G-commerce: Top Ten Tips for Successful Gamification

Gamification and G-commerce, gamification of E-commerce, are creating a lot of buzz across the globe. According to M2 Research, a gaming and technology researcher, gamification industry revenues will increase from less than 100 million dollars in 2010 to 1.6 billion dollars by 2015. Google on the other hand has invested recently 100 million dollars in the social gaming company, Zynga, and is planning to launch Google Games in the near future.

 Gamification means using game mechanics for non-game apps and mobile/web sites to increase user participation; however “gamification of your brand” does not mean creating a new Farmville. It is not just about making things more fun or turning them into a game. It is about motivations, rewards and engagement.

#1 Set up your objectives

Before jumping into gamification, think thoroughly what exactly you want to achieve.
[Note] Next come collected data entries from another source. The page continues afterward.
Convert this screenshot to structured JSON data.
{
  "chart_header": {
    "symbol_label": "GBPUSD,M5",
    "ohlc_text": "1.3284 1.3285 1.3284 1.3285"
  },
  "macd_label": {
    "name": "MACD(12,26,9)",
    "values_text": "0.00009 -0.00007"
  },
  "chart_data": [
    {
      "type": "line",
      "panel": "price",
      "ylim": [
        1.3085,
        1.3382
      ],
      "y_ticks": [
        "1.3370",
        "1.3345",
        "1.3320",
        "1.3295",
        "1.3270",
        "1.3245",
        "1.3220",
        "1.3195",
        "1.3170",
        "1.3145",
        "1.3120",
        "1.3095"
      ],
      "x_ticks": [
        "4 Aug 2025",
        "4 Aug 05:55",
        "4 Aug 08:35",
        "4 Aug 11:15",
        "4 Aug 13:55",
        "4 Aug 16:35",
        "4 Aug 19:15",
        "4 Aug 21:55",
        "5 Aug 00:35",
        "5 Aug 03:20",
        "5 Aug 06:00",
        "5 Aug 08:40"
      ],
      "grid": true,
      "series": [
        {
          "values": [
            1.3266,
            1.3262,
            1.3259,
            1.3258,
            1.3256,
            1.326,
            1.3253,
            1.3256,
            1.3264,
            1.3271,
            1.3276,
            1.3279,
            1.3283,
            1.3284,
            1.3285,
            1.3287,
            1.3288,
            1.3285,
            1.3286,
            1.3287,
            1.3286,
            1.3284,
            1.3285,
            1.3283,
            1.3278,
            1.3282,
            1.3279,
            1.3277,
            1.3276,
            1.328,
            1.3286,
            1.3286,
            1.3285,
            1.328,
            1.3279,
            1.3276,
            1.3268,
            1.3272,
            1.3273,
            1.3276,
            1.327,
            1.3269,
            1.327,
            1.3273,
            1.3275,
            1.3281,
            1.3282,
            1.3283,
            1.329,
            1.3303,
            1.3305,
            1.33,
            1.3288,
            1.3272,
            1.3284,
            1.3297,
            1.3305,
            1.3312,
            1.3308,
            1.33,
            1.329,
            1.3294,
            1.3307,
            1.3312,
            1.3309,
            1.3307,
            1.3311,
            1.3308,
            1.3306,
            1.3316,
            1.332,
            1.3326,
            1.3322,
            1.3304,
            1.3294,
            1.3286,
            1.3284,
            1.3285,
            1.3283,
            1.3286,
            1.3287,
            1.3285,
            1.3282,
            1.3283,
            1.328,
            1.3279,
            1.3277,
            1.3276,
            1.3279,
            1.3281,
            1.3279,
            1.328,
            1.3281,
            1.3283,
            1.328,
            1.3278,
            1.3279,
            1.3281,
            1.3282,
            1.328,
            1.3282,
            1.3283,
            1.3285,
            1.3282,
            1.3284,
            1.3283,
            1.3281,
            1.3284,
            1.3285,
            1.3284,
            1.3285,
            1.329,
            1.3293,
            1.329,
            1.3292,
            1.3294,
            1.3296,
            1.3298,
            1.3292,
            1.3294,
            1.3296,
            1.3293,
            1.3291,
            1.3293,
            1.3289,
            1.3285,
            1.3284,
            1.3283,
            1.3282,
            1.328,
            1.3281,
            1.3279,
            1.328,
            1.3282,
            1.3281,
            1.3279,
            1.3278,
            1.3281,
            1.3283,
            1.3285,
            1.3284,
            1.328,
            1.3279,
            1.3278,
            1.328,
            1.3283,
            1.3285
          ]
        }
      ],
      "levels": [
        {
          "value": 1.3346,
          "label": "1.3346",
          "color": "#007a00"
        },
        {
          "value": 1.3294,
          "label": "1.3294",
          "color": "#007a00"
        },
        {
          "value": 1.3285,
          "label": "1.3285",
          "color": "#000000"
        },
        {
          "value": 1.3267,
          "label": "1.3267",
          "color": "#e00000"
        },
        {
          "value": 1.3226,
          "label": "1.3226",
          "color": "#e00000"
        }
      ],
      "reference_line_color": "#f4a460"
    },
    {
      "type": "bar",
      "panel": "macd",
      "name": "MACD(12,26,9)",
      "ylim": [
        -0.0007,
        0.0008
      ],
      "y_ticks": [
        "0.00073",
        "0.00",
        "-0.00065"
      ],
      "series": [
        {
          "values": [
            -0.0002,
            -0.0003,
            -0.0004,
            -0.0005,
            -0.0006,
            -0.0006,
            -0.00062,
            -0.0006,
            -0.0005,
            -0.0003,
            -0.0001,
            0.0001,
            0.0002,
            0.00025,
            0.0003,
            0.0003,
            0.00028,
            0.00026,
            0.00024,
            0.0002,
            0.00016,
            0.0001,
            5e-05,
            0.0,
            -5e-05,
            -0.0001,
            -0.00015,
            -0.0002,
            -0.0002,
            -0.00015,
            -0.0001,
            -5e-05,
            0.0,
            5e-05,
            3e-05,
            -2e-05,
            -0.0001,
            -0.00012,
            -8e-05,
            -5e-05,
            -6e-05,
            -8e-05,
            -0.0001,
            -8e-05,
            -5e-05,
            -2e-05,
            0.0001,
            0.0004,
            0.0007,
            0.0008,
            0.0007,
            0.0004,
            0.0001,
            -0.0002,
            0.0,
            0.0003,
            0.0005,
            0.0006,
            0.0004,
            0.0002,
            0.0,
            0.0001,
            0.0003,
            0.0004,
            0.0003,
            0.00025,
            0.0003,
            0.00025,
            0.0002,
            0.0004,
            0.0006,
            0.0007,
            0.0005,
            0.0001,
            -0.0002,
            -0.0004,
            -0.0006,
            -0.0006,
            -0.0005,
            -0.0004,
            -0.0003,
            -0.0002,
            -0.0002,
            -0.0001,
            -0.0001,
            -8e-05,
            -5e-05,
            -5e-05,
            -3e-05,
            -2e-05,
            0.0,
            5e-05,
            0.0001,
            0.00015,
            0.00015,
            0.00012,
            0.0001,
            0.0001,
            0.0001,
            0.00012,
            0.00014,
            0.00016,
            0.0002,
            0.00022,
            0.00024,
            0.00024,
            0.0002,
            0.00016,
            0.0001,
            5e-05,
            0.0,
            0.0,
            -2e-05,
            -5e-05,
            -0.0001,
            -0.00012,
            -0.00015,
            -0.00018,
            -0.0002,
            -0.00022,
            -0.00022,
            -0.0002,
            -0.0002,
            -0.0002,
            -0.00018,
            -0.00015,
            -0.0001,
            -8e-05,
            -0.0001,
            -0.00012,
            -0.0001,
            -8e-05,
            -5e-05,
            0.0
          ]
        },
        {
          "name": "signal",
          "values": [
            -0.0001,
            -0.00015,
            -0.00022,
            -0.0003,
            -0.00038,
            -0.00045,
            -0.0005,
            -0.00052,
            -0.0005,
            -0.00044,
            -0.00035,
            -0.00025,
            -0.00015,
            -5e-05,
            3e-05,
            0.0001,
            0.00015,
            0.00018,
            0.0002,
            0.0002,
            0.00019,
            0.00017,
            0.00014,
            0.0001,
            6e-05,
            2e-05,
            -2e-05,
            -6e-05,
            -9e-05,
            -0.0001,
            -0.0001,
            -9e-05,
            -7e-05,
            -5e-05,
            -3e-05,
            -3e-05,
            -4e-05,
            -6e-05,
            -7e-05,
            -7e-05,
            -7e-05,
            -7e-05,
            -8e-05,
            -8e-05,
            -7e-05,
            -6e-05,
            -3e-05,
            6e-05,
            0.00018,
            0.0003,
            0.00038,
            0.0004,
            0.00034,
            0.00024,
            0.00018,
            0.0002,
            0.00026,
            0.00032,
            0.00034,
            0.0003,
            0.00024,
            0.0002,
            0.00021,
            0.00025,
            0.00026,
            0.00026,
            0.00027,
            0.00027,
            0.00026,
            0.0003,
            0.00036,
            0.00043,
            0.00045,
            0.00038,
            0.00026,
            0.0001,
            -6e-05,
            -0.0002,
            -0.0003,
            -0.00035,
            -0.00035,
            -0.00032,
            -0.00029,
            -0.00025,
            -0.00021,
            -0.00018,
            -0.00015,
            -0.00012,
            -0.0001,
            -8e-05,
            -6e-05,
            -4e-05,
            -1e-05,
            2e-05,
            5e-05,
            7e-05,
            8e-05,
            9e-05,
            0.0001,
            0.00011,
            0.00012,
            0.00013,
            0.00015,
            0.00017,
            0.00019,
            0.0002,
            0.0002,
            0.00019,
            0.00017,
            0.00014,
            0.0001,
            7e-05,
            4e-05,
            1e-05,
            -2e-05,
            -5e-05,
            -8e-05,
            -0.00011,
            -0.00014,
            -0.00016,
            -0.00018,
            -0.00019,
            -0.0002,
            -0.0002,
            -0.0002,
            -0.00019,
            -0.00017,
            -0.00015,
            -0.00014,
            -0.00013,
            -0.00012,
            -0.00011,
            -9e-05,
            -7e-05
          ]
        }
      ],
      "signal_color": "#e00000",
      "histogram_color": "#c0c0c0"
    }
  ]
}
Do you want to increase brand awareness, engage users or loyalize your existing consumers?

#2 Do research and get feedback from best customers

Gamification is cool, but it is very easy to get it wrong – especially if you are gamificating an existing service with an established user base. Do research and ask your best customers what motivates them. Some of them might be motivated by physical awards, some of them by social recognition and some of them by accomplishment only. It is important to get it right to avoid negative or lame reaction. If you really are not sure, test first with a small budget gamification project to see the reactions.

#3 Make sure your gamification is aligned with your brand/industry

There are many types of games, rewards, competitions, trophies, progress reports and other ways of recognition. If your “game” has nothing to do with your brand or your industry, it will only confuse people. Also, make sure it is suitable for your audience, since consumer and business customers and different age groups behave very differently.

#4 Use right gaming techniques for your users

Games are thought as fun, but they do not have to be. The point is finding a way to transfer the techniques that make games addictive for users to other things. By understanding what motivates the users and using the right techniques can reward them for doing things that ultimately help you to achieve your aims.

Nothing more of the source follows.